Haste Theatre’s My Name Is entertainingly revisits the tale of Anastasia at the VAULT Festival
“Believe me or don’t, what does it matter?”
How many ways are there to tell a story? When it comes to the tale of Anastasia Romanov, there have already been multiple efforts – books, films, musicals, cartoons and thanks to Haste Theatre, there’s a handful more. My Name Is takes a look at the mythos around the woman who claimed to be the Grand Duchess four years after she was assumed murdered along with her family in 1922 and reckons with the gap between fact and fiction.
But as they show a PowerPoint that ostensibly introduces us to how they’re going to tell the story, Chris Yarnell’s production takes a series of increasingly outlandish leaps, shifting the ground beneath us at every turn.
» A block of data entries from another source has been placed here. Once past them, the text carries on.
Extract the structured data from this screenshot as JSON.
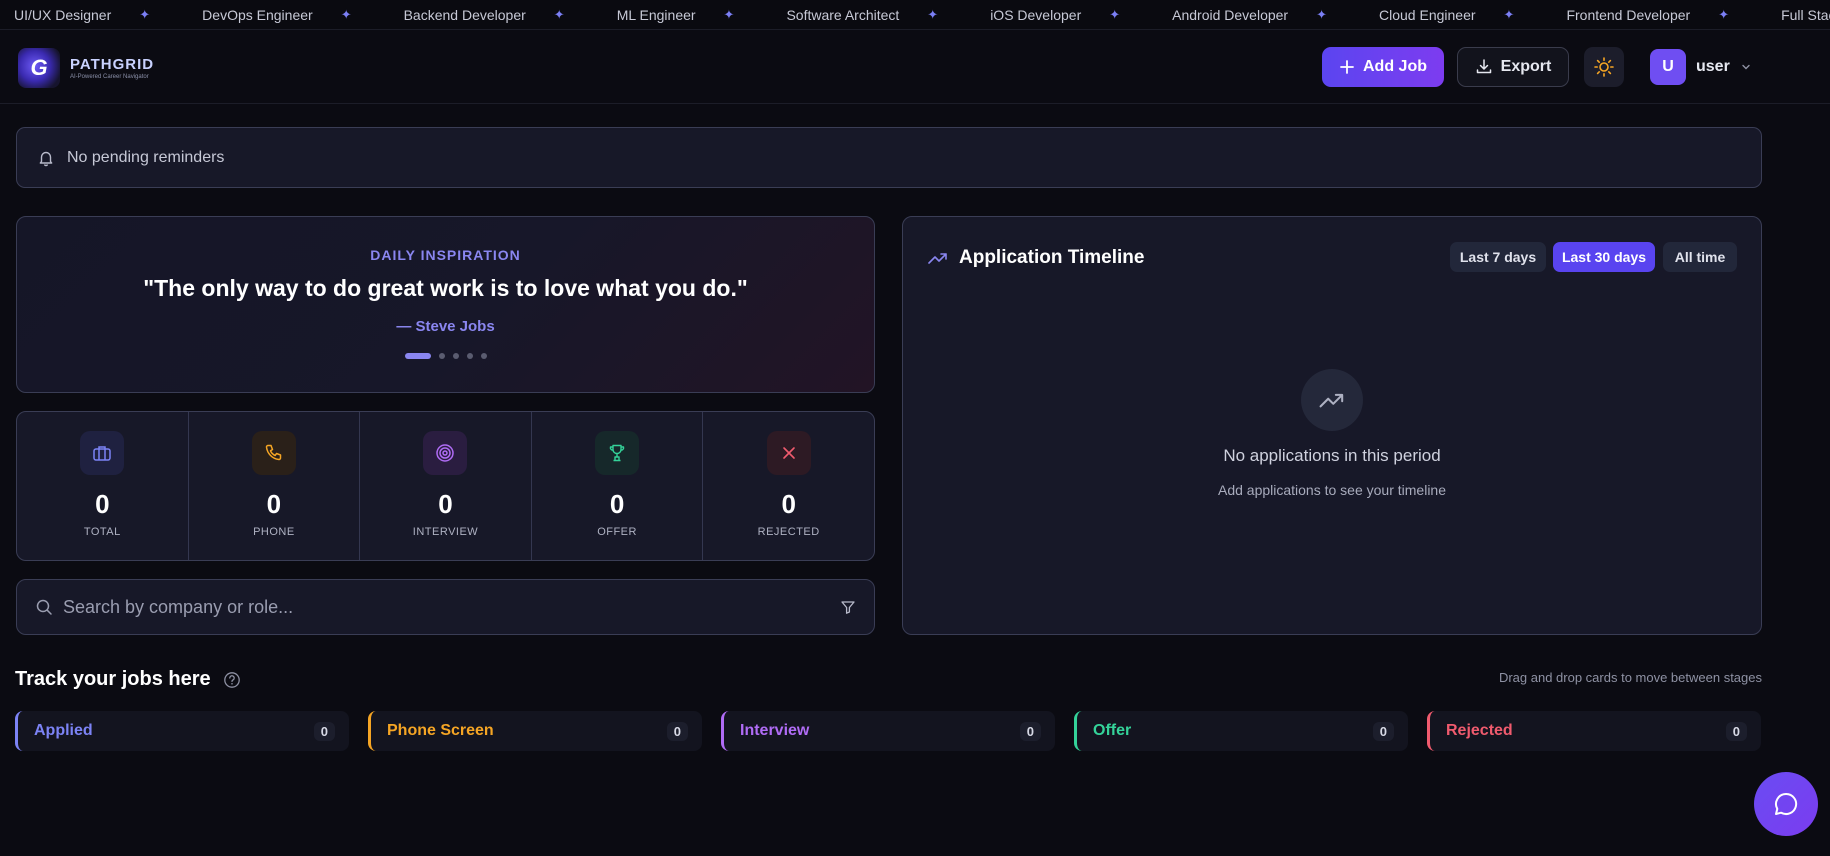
{
  "ticker": [
    "UI/UX Designer",
    "DevOps Engineer",
    "Backend Developer",
    "ML Engineer",
    "Software Architect",
    "iOS Developer",
    "Android Developer",
    "Cloud Engineer",
    "Frontend Developer",
    "Full Stack Engineer"
  ],
  "ticker_separator": "✦",
  "brand": {
    "title": "PATHGRID",
    "subtitle": "AI-Powered Career Navigator",
    "mark": "G"
  },
  "header": {
    "add_job_label": "Add Job",
    "export_label": "Export",
    "user_initial": "U",
    "user_name": "user"
  },
  "reminders": {
    "text": "No pending reminders"
  },
  "inspiration": {
    "label": "DAILY INSPIRATION",
    "quote": "\"The only way to do great work is to love what you do.\"",
    "author": "— Steve Jobs",
    "slides": 5,
    "active_slide": 0
  },
  "stats": [
    {
      "label": "TOTAL",
      "value": "0",
      "icon": "briefcase-icon",
      "color": "#7c83f5",
      "bg": "#1f2140"
    },
    {
      "label": "PHONE",
      "value": "0",
      "icon": "phone-icon",
      "color": "#f5a524",
      "bg": "#2a2019"
    },
    {
      "label": "INTERVIEW",
      "value": "0",
      "icon": "target-icon",
      "color": "#b06cf5",
      "bg": "#2a1d40"
    },
    {
      "label": "OFFER",
      "value": "0",
      "icon": "trophy-icon",
      "color": "#34d399",
      "bg": "#16282a"
    },
    {
      "label": "REJECTED",
      "value": "0",
      "icon": "x-icon",
      "color": "#f05b6e",
      "bg": "#2d1a24"
    }
  ],
  "search": {
    "placeholder": "Search by company or role..."
  },
  "timeline": {
    "title": "Application Timeline",
    "ranges": [
      "Last 7 days",
      "Last 30 days",
      "All time"
    ],
    "active_range": "Last 30 days",
    "empty_title": "No applications in this period",
    "empty_subtitle": "Add applications to see your timeline"
  },
  "board": {
    "title": "Track your jobs here",
    "hint": "Drag and drop cards to move between stages",
    "lanes": [
      {
        "label": "Applied",
        "count": "0",
        "color": "#7c83f5"
      },
      {
        "label": "Phone Screen",
        "count": "0",
        "color": "#f5a524"
      },
      {
        "label": "Interview",
        "count": "0",
        "color": "#b06cf5"
      },
      {
        "label": "Offer",
        "count": "0",
        "color": "#34d399"
      },
      {
        "label": "Rejected",
        "count": "0",
        "color": "#f05b6e"
      }
    ]
  },
  "colors": {
    "accent": "#5944f0",
    "background": "#0b0b12",
    "card": "#171828"
  }
}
From a German experimental theatre company to a physical troupe to an ironically pretentious company called Haste Theatre, it’s a highly original hour of theatre and smart enough to be able to parody each genre, even if they’re possibly slightly easy targets.
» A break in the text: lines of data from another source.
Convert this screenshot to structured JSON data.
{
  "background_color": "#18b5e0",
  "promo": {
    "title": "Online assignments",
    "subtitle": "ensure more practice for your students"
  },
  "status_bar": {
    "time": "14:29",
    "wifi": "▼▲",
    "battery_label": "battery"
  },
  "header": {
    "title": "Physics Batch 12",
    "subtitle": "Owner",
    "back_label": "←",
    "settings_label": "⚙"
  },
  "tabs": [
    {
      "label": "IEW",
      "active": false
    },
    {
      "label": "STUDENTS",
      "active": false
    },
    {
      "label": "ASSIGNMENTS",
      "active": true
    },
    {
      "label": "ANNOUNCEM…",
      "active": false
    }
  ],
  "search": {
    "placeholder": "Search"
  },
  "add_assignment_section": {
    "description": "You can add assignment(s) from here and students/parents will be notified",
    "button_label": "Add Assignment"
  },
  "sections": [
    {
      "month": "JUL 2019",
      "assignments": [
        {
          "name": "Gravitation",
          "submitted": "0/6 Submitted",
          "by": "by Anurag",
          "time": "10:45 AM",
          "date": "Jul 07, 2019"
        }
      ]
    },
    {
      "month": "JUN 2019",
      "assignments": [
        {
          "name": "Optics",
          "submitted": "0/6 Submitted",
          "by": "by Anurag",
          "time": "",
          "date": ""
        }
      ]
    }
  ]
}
Elly Beaman-Brinklow, Valeria Compagnoni, Jesse Dupré and Sophie Taylor are all highly watchable and clearly share an easy chemistry. The show proves fun to watch but there’s a slight sense that it is running out of steam in its latter stages, something exacerbated by an ending which seems to point up a little too clearly how fruitless an enterprise trying to solve such a historical mystery can be. The journey there is worth it though.